Now there’s a growing movement within the restaurant industry itself to revolutionize this space and take control over reservation systems in a way that actually benefits both restaurants and their guests.

The idea is simple: to sell “tickets” for seats at a meal, just like you might expect at a baseball game or an opera. Pioneered by Nick Kononas of Alinea, Next and The Aviary in Chicago, it creates more predictability, cuts down on no-shows, reduces costs and eliminates the hassle (and cost) that often comes with dealing with a middleman.


The traditional way of taking staff off of the floor to take phone calls and check voice messages—only to say ‘no’ to 70 percent of all requests—seemed “antiquated” and absurd and had “no transparency” for diners, who often “felt like they were being lied to,” Kokonas wrote in a June post on Alinea’s website.


In his ticketing system, the full cost of each ticket—whether it’s as little as $20 or upwards of hundreds—is applied to the diner's final bill. It’s effectively a deposit and not an additional expense for the guest, unlike the fees charged by competing “access” apps which make a profit off of the reservation.

Since unveiling his proprietary system at Next in 2011, he has subsequently implemented it at Alinea and The Aviary. Sales at Alinea have gone up as much as 38 percent and no-shows—which previously hovered around 12 percent at The Aviary—are nearly non-existent now, according to his June post.

But it’s not just for high-end dining experiences. More casual spots are starting to adopt Kokonas’ system, too, like Tuck Shop in Phoenix, Ariz.

And that’s the beauty of his system: it’s adaptable to the needs of any restaurant.

Chef Jon Shook uses Kokonas’ software at Trois Mec in Los Angeles, and he’s hooked.


“Once you experience it, you don’t wanna go back,” Shook says. “Tickets give you an exact number to work with before the night even starts. At our other restaurants, we use a pen and paper (to take reservations) but we get a lot of no shows, so we over book.”

And just as in Chicago at Kokonas's restaurants, tickets have reduced no-shows to less than one percent for Shook. The biggest complaint he's gotten so far? Not having more tickets to sell.

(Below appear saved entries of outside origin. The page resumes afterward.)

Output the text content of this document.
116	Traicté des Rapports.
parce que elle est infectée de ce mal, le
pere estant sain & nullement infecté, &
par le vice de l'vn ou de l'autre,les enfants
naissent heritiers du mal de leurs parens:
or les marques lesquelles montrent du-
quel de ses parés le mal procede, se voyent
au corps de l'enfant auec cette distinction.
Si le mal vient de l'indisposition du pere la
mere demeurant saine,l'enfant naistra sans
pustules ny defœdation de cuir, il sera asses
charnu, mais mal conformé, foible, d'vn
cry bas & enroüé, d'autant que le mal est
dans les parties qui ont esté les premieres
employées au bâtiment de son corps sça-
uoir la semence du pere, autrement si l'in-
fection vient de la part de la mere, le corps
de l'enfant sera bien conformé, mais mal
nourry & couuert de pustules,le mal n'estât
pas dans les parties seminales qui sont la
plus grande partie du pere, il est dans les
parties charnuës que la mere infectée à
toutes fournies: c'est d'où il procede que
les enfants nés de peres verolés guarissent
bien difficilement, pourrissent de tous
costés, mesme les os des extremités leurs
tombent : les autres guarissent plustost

Guests “have a hard time buying tickets because they sell out fast,” Shook says, which inspired him and his business partner Vinny Dotolo to open a more casual walk-in right next door called Petit Trois. No reservations needed there.


Other early adopters of ticketed reservations include Volver in Philadelphia, Elizabeth in Chicago, Atera in New York and Coi in San Francisco.


So whether you’re planning for a 10-course meal at a Michelin-star restaurant or just looking for a casual adventure at the corner gastropub, soon you might be getting a ticket instead of making a reservation.